Basic Categories


  • Longer treadwear plus a good ride and reasonable traction.
  • Emphasis is on good wear, a plush ride, and predictable handling.
  • Passenger All-Season tires will not match that of performance or touring tires. 
  • Branded with the M+S symbol and capable of providing year-round traction (even in light snow)
  • All-season tires are really for three seasons, and winter is not one of them. 
  • They overlap the difference between winter and summer tires, which means they are a compromise.
  • The rubber compound in all-season tires is formulated so it doesn’t get too soft in hot weather, while the rubber mix in winter tires doesn’t get hard in the cold. 
  • All-season compound stays firm but flexible over a wider range of temperatures, but it isn’t as effective at the extremes. 
  • When the thermometer drops below 7°C, winter tires provide better grip, including on dry pavement.



  • A nice balance of responsive handling, with good 3 season traction and acceptable tread life.
  • Branded with the M+S symbol but not really recommended for any wintertime driving. (but legal) must have a minimum (5/32nds)
  • Designed for performance and handling.



  • Ideal for high-performance vehicles, and are built for speed and agility.
  • Increases in responsiveness, cornering, and braking capabilities. 
  • Not Branded with the M+S symbol so not legal for any wintertime driving.
  • Specialized tread patterns and rubber compounds that allow for improved precision on the road. 
  • Less grooving and put more rubber in contact with the road. They are design­ed to provide maximum road-holding grip.
  • Compounds of summer tires are designed to remain more flexible, allowing for better traction and grip. 
  • Summer tires may have shallower tread depths that allow for more stability when pushed closer to their limits.


TRUCK/SUV TIRES ( Typically 3 types of design- H/T – A/T – MT )

  • Capable both on- and off-road, with much more off-road toughness than highway tires, Expect to sacrifice some comfort and paved-road traction to get it.
  • These tires typically have as much capability off the road as they do on the road. 
  • They feature multifaceted tread blocks to help deliver traction in any direction on gravel roads and dirt trails
  • Branded with the M+S symbol indicating their ability to provide all-season versatility.
  • Some branded with the 3PMS 


WINTER / SNOW TIRES (Oct 1 – Apr 30th mountain highways)

3 PMS Mountain Snow Flake
  • They’re designed for cold weather that can be dry, snowy, or rainy. 
  • Their grooves channel away slush and snow, and they have lots of sipes – those are the tiny slits in the tread – that improves grip and helps prevent hydroplaning (hydroplaning is when the tire “floats” on top of a puddle instead of pushing through and contacting the asphalt).
  • Different levels of winter tires, so choose the one that’s most appropriate for your conditions. Some have very aggressive tread for deep snow, while others may have mounting holes to insert studs if your part of the country that permits them.
  • Stud use is restricted or banned in some provinces. (In BC Oct 1- April 30th)

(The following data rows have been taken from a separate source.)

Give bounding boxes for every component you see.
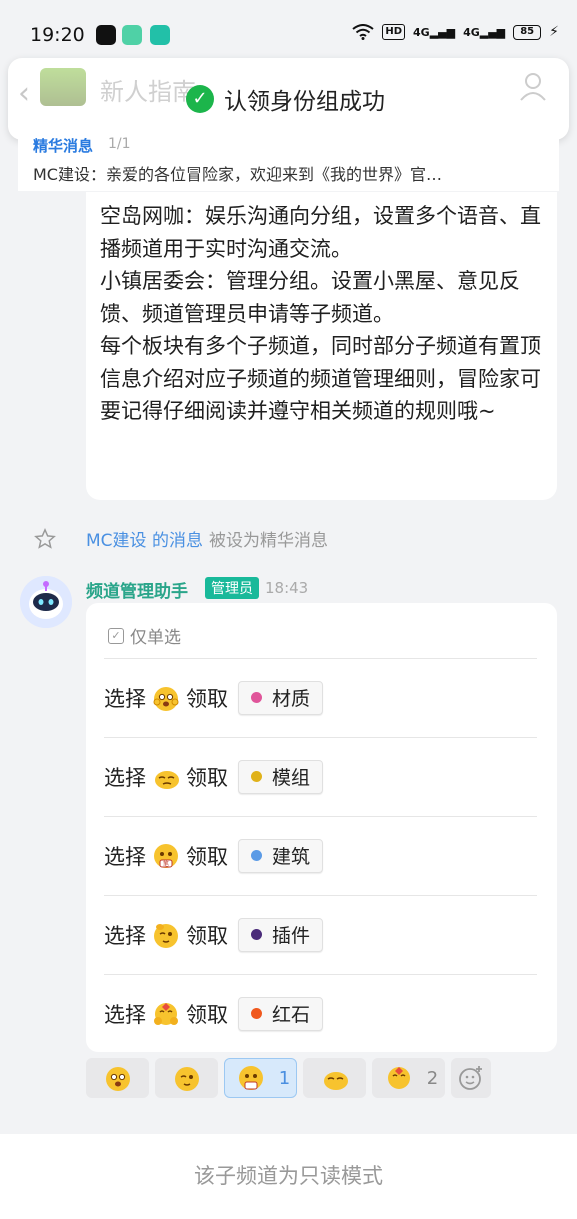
add-reaction-button[interactable] — [451, 1058, 491, 1098]
message-paragraph: 小镇居委会：管理分组。设置小黑屋、意见反馈、频道管理员申请等子频道。 — [100, 269, 520, 326]
lying-face-icon — [155, 770, 179, 789]
star-icon — [34, 527, 56, 549]
pinned-text: MC建设：亲爱的各位冒险家，欢迎来到《我的世界》官… — [33, 165, 442, 184]
pinned-title: 精华消息 — [33, 137, 94, 155]
system-notice: MC建设 的消息 被设为精华消息 — [34, 526, 328, 551]
message-paragraph: 每个板块有多个子频道，同时部分子频道有置顶信息介绍对应子频道的频道管理细则，冒险… — [100, 334, 541, 423]
svg-text:笔: 笔 — [163, 860, 169, 868]
notice-link[interactable]: MC建设 的消息 — [86, 526, 203, 551]
thinking-face-icon: 笔 — [154, 843, 178, 868]
channel-header: ‹ 新人指南 ✓ 认领身份组成功 — [8, 58, 569, 140]
status-icons: HD 4G▂▄▆ 4G▂▄▆ 85 ⚡ — [352, 24, 559, 40]
role-color-dot — [251, 929, 262, 940]
salute-face-icon — [174, 1067, 199, 1091]
pinned-count: 1/1 — [108, 136, 131, 152]
lying-face-icon — [323, 1072, 348, 1090]
thinking-face-icon — [238, 1066, 263, 1090]
charging-icon: ⚡ — [549, 24, 559, 40]
signal-icon: 4G▂▄▆ — [413, 25, 456, 39]
role-tag-button[interactable]: 模组 — [238, 759, 324, 794]
channel-avatar — [40, 68, 86, 106]
role-tag-button[interactable]: 插件 — [238, 917, 324, 952]
role-option-row: 选择 笔 领取 建筑 — [104, 816, 537, 894]
reaction-button[interactable]: 1 — [224, 1058, 297, 1098]
toast-text: 认领身份组成功 — [224, 89, 385, 115]
checkbox-icon: ✓ — [108, 627, 124, 644]
check-circle-icon: ✓ — [186, 85, 214, 113]
role-option-row: 选择 领取 插件 — [104, 895, 537, 973]
message-time: 18:43 — [265, 579, 309, 597]
reaction-button[interactable] — [86, 1058, 149, 1098]
wifi-icon — [352, 24, 374, 40]
sender-name[interactable]: 频道管理助手 — [86, 577, 188, 602]
reaction-button[interactable]: 2 — [372, 1058, 445, 1098]
reaction-button[interactable] — [155, 1058, 218, 1098]
admin-badge: 管理员 — [205, 577, 259, 599]
channel-name[interactable]: 新人指南 — [100, 72, 196, 107]
role-option-row: 选择 领取 红石 — [104, 974, 537, 1052]
robot-icon — [20, 576, 72, 628]
bot-avatar[interactable] — [20, 576, 72, 628]
clock: 19:20 — [30, 24, 85, 46]
add-emoji-icon — [459, 1066, 482, 1090]
role-color-dot — [251, 850, 262, 861]
message-paragraph: 空岛网咖：娱乐沟通向分组，设置多个语音、直播频道用于实时沟通交流。 — [100, 204, 541, 261]
role-tag-button[interactable]: 材质 — [238, 680, 324, 715]
scared-face-icon — [153, 686, 179, 711]
notification-app-icon — [96, 25, 116, 45]
success-toast: ✓ 认领身份组成功 — [186, 82, 385, 116]
role-selection-card: ✓ 仅单选 选择 领取 材质 选择 领取 模组 选择 笔 领取 建筑 选择 领取 — [86, 603, 557, 1052]
signal-icon: 4G▂▄▆ — [463, 25, 506, 39]
notification-app-icon — [122, 25, 142, 45]
role-color-dot — [251, 692, 262, 703]
hug-face-icon — [387, 1067, 410, 1089]
hug-face-icon — [154, 1002, 178, 1025]
notification-app-icon — [150, 25, 170, 45]
readonly-bar: 该子频道为只读模式 — [0, 1134, 577, 1219]
reaction-count: 1 — [278, 1067, 291, 1089]
single-select-hint: ✓ 仅单选 — [108, 623, 181, 648]
notice-text: 被设为精华消息 — [208, 531, 328, 551]
reaction-button[interactable] — [303, 1058, 366, 1098]
user-icon[interactable] — [519, 72, 547, 102]
role-tag-button[interactable]: 红石 — [238, 996, 324, 1031]
salute-face-icon — [154, 923, 178, 948]
role-color-dot — [251, 1008, 262, 1019]
back-icon[interactable]: ‹ — [18, 76, 30, 111]
role-tag-button[interactable]: 建筑 — [238, 838, 324, 873]
pinned-message-bar[interactable]: 精华消息 1/1 MC建设：亲爱的各位冒险家，欢迎来到《我的世界》官… — [18, 133, 559, 191]
hd-icon: HD — [382, 24, 405, 40]
reaction-count: 2 — [426, 1067, 439, 1089]
reaction-bar: 1 2 — [86, 1058, 491, 1098]
message-bubble: 空岛网咖：娱乐沟通向分组，设置多个语音、直播频道用于实时沟通交流。 小镇居委会：… — [86, 192, 557, 500]
role-option-row: 选择 领取 模组 — [104, 737, 537, 815]
role-color-dot — [251, 771, 262, 782]
role-option-row: 选择 领取 材质 — [104, 658, 537, 736]
scared-face-icon — [105, 1067, 130, 1091]
battery-icon: 85 — [513, 24, 542, 40]
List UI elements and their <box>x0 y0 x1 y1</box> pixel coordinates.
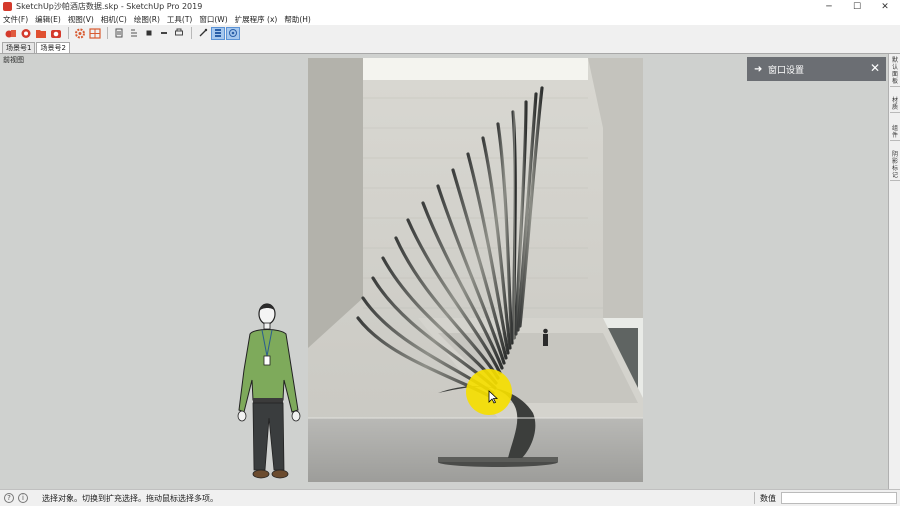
person-figure[interactable] <box>236 300 308 489</box>
measurements-label: 数值 <box>760 494 776 503</box>
view-label: 前视图 <box>3 56 24 64</box>
measurements-input[interactable] <box>781 492 897 504</box>
menu-window[interactable]: 窗口(W) <box>199 14 227 25</box>
style-builder-icon[interactable] <box>88 27 102 40</box>
menu-bar: 文件(F) 编辑(E) 视图(V) 相机(C) 绘图(R) 工具(T) 窗口(W… <box>0 13 900 25</box>
minimize-button[interactable]: ─ <box>816 0 842 13</box>
scene-tabs: 场景号1 场景号2 <box>0 41 900 54</box>
tray-close-icon[interactable]: ✕ <box>870 61 880 75</box>
menu-edit[interactable]: 编辑(E) <box>35 14 61 25</box>
menu-extensions[interactable]: 扩展程序 (x) <box>235 14 278 25</box>
extension-warehouse-icon[interactable] <box>4 27 18 40</box>
side-tab-shadows[interactable]: 阴影标记 <box>890 150 900 181</box>
print-icon[interactable] <box>172 27 186 40</box>
side-tab-default[interactable]: 默认面板 <box>890 56 900 87</box>
pin-arrow-icon[interactable]: ➜ <box>754 64 764 75</box>
mouse-pointer-icon <box>488 390 498 404</box>
tray-side-tabs: 默认面板 材质 组件 阴影标记 <box>888 54 900 489</box>
menu-file[interactable]: 文件(F) <box>3 14 28 25</box>
menu-help[interactable]: 帮助(H) <box>284 14 311 25</box>
menu-view[interactable]: 视图(V) <box>68 14 94 25</box>
geo-location-icon[interactable]: ? <box>4 493 14 503</box>
menu-camera[interactable]: 相机(C) <box>101 14 127 25</box>
credits-icon[interactable]: i <box>18 493 28 503</box>
title-bar: SketchUp沙帕酒店数据.skp - SketchUp Pro 2019 ─… <box>0 0 900 13</box>
menu-tools[interactable]: 工具(T) <box>167 14 192 25</box>
sections-icon[interactable] <box>127 27 141 40</box>
toolbar-separator <box>191 27 192 39</box>
component-icon[interactable] <box>142 27 156 40</box>
solar-icon[interactable] <box>196 27 210 40</box>
tray-title: 窗口设置 <box>768 65 805 76</box>
window-title: SketchUp沙帕酒店数据.skp - SketchUp Pro 2019 <box>16 2 203 11</box>
maximize-button[interactable]: ☐ <box>844 0 870 13</box>
settings-gear-icon[interactable] <box>73 27 87 40</box>
pages-icon[interactable] <box>112 27 126 40</box>
extension-manager-icon[interactable] <box>19 27 33 40</box>
status-separator <box>754 492 755 504</box>
status-bar: ? i 选择对象。切换到扩充选择。拖动鼠标选择多项。 数值 <box>0 489 900 506</box>
scene-tab-1[interactable]: 场景号1 <box>2 42 36 53</box>
shadow-icon[interactable] <box>226 26 240 40</box>
toolbar-separator <box>68 27 69 39</box>
layout-icon[interactable] <box>211 26 225 40</box>
side-tab-materials[interactable]: 材质 <box>890 96 900 113</box>
camera-icon[interactable] <box>49 27 63 40</box>
menu-draw[interactable]: 绘图(R) <box>134 14 160 25</box>
open-folder-icon[interactable] <box>34 27 48 40</box>
atrium-sculpture-image <box>308 58 643 482</box>
close-button[interactable]: ✕ <box>872 0 898 13</box>
scene-tab-2[interactable]: 场景号2 <box>36 42 70 53</box>
toolbar <box>0 25 900 41</box>
drawing-viewport[interactable]: 前视图 <box>0 54 888 489</box>
side-tab-components[interactable]: 组件 <box>890 124 900 141</box>
sandbox-icon[interactable] <box>157 27 171 40</box>
default-tray-header[interactable]: ➜ 窗口设置 ✕ <box>747 57 886 81</box>
sketchup-logo-icon <box>3 2 12 11</box>
sketchup-window: SketchUp沙帕酒店数据.skp - SketchUp Pro 2019 ─… <box>0 0 900 506</box>
status-text: 选择对象。切换到扩充选择。拖动鼠标选择多项。 <box>42 493 218 503</box>
toolbar-separator <box>107 27 108 39</box>
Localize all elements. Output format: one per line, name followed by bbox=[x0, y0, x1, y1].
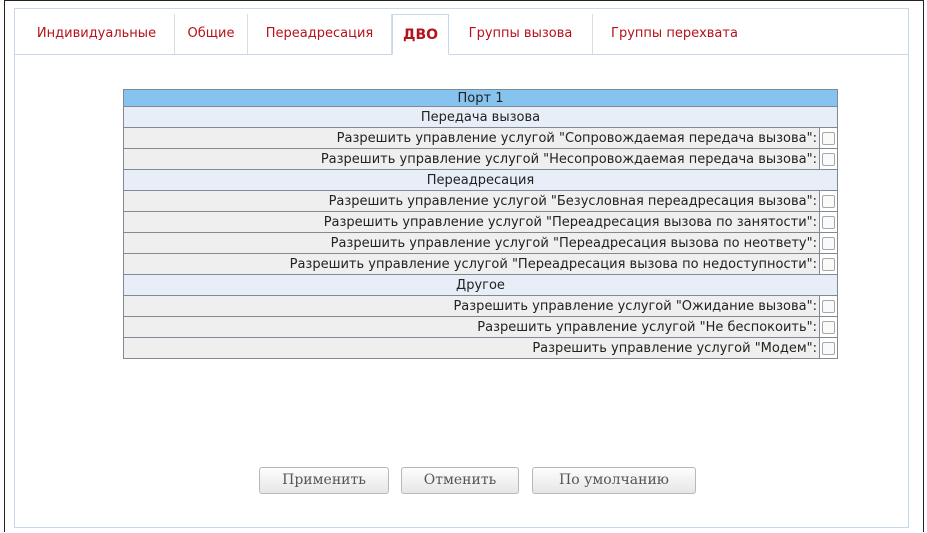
section-title-forwarding: Переадресация bbox=[123, 169, 838, 191]
tab-bar: Индивидуальные Общие Переадресация ДВО Г… bbox=[15, 9, 908, 55]
option-label: Разрешить управление услугой "Переадреса… bbox=[123, 211, 820, 233]
option-label: Разрешить управление услугой "Несопровож… bbox=[123, 148, 820, 170]
tab-call-groups[interactable]: Группы вызова bbox=[449, 14, 593, 54]
port-header-row: Порт 1 bbox=[123, 89, 838, 107]
default-button[interactable]: По умолчанию bbox=[532, 467, 696, 494]
dvo-settings-table: Порт 1 Передача вызова Разрешить управле… bbox=[123, 89, 838, 359]
section-header: Передача вызова bbox=[123, 106, 838, 128]
option-row: Разрешить управление услугой "Не беспоко… bbox=[123, 316, 838, 338]
option-label: Разрешить управление услугой "Переадреса… bbox=[123, 232, 820, 254]
cfb-checkbox[interactable] bbox=[822, 215, 835, 229]
attended-transfer-checkbox[interactable] bbox=[822, 131, 835, 145]
cfu-checkbox[interactable] bbox=[822, 194, 835, 208]
option-label: Разрешить управление услугой "Не беспоко… bbox=[123, 316, 820, 338]
cfoos-checkbox[interactable] bbox=[822, 257, 835, 271]
option-label: Разрешить управление услугой "Модем": bbox=[123, 337, 820, 359]
option-label: Разрешить управление услугой "Ожидание в… bbox=[123, 295, 820, 317]
tab-general[interactable]: Общие bbox=[175, 14, 248, 54]
cancel-button[interactable]: Отменить bbox=[401, 467, 519, 494]
modem-checkbox[interactable] bbox=[822, 341, 835, 355]
option-row: Разрешить управление услугой "Переадреса… bbox=[123, 253, 838, 275]
option-row: Разрешить управление услугой "Модем": bbox=[123, 337, 838, 359]
section-header: Переадресация bbox=[123, 169, 838, 191]
section-title-other: Другое bbox=[123, 274, 838, 296]
option-row: Разрешить управление услугой "Переадреса… bbox=[123, 232, 838, 254]
tab-pickup-groups[interactable]: Группы перехвата bbox=[593, 14, 756, 54]
option-row: Разрешить управление услугой "Безусловна… bbox=[123, 190, 838, 212]
option-row: Разрешить управление услугой "Переадреса… bbox=[123, 211, 838, 233]
option-label: Разрешить управление услугой "Сопровожда… bbox=[123, 127, 820, 149]
tab-dvo[interactable]: ДВО bbox=[392, 14, 449, 55]
tab-forwarding[interactable]: Переадресация bbox=[248, 14, 392, 54]
section-title-transfer: Передача вызова bbox=[123, 106, 838, 128]
option-label: Разрешить управление услугой "Переадреса… bbox=[123, 253, 820, 275]
tab-individual[interactable]: Индивидуальные bbox=[19, 14, 175, 54]
section-header: Другое bbox=[123, 274, 838, 296]
option-row: Разрешить управление услугой "Ожидание в… bbox=[123, 295, 838, 317]
port-title: Порт 1 bbox=[123, 89, 838, 107]
apply-button[interactable]: Применить bbox=[259, 467, 389, 494]
button-bar: Применить Отменить По умолчанию bbox=[259, 467, 719, 497]
dnd-checkbox[interactable] bbox=[822, 320, 835, 334]
settings-panel: Индивидуальные Общие Переадресация ДВО Г… bbox=[14, 8, 909, 528]
option-row: Разрешить управление услугой "Несопровож… bbox=[123, 148, 838, 170]
cfnr-checkbox[interactable] bbox=[822, 236, 835, 250]
unattended-transfer-checkbox[interactable] bbox=[822, 152, 835, 166]
call-waiting-checkbox[interactable] bbox=[822, 299, 835, 313]
option-row: Разрешить управление услугой "Сопровожда… bbox=[123, 127, 838, 149]
option-label: Разрешить управление услугой "Безусловна… bbox=[123, 190, 820, 212]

Meet severe snow service standards, branded with a mountain/snowflake symbol. 

Also referred to as 3PMS ( 3 Peak Mountain Snowflake )


Recommended to install winter tires in sets of four. (It’s not illegal to install 2 winters – 2 all-seasons). We will if winters are on the back, all seasons on the front

*  Should the best winter tires be installed on the front? … watch video


What they’re all about?

Relatively new to the market, all-weather tires are basically all-seasons with better winter performance. They can handle warmer weather, but their compound and tread move farther over to the winter side than those of all-season tires. They carry the mountain and snowflake logo that indicates a winter tire, which qualifies them under Quebec and BC requirements, and for insurance discounts.

The pros and cons

  • One set of tires do you all year, without the need to buy, swap, and store. 
  • Most of them do a very good job of getting through snow and channeling away water to help prevent hydroplaning.
  • Compromise between the seasons, they’re still not as effective as dedicated winter tires, especially for braking distance. 
  • Their rubber compound is softer than an all-season, they tend not to last as long, and their tread-wear warranty is usually shorter than that of an all-season.  All-Weather tires usually do come with a mileage warranty (check manufacturer). Winter tires seldom, if ever, come with a tread-wear warranty.


Should you use them?

All-weather tires are mostly suited for drivers in areas that don’t get a lot of snow and ice, or very cold winters – think Toronto or BC’s Lower Mainland, not Whitehorse (or, for that matter, frequent trips to skiing or cottage country). Winter tires are still better, but if you’re dead-set against buying and installing them, then we suggest using all-weather.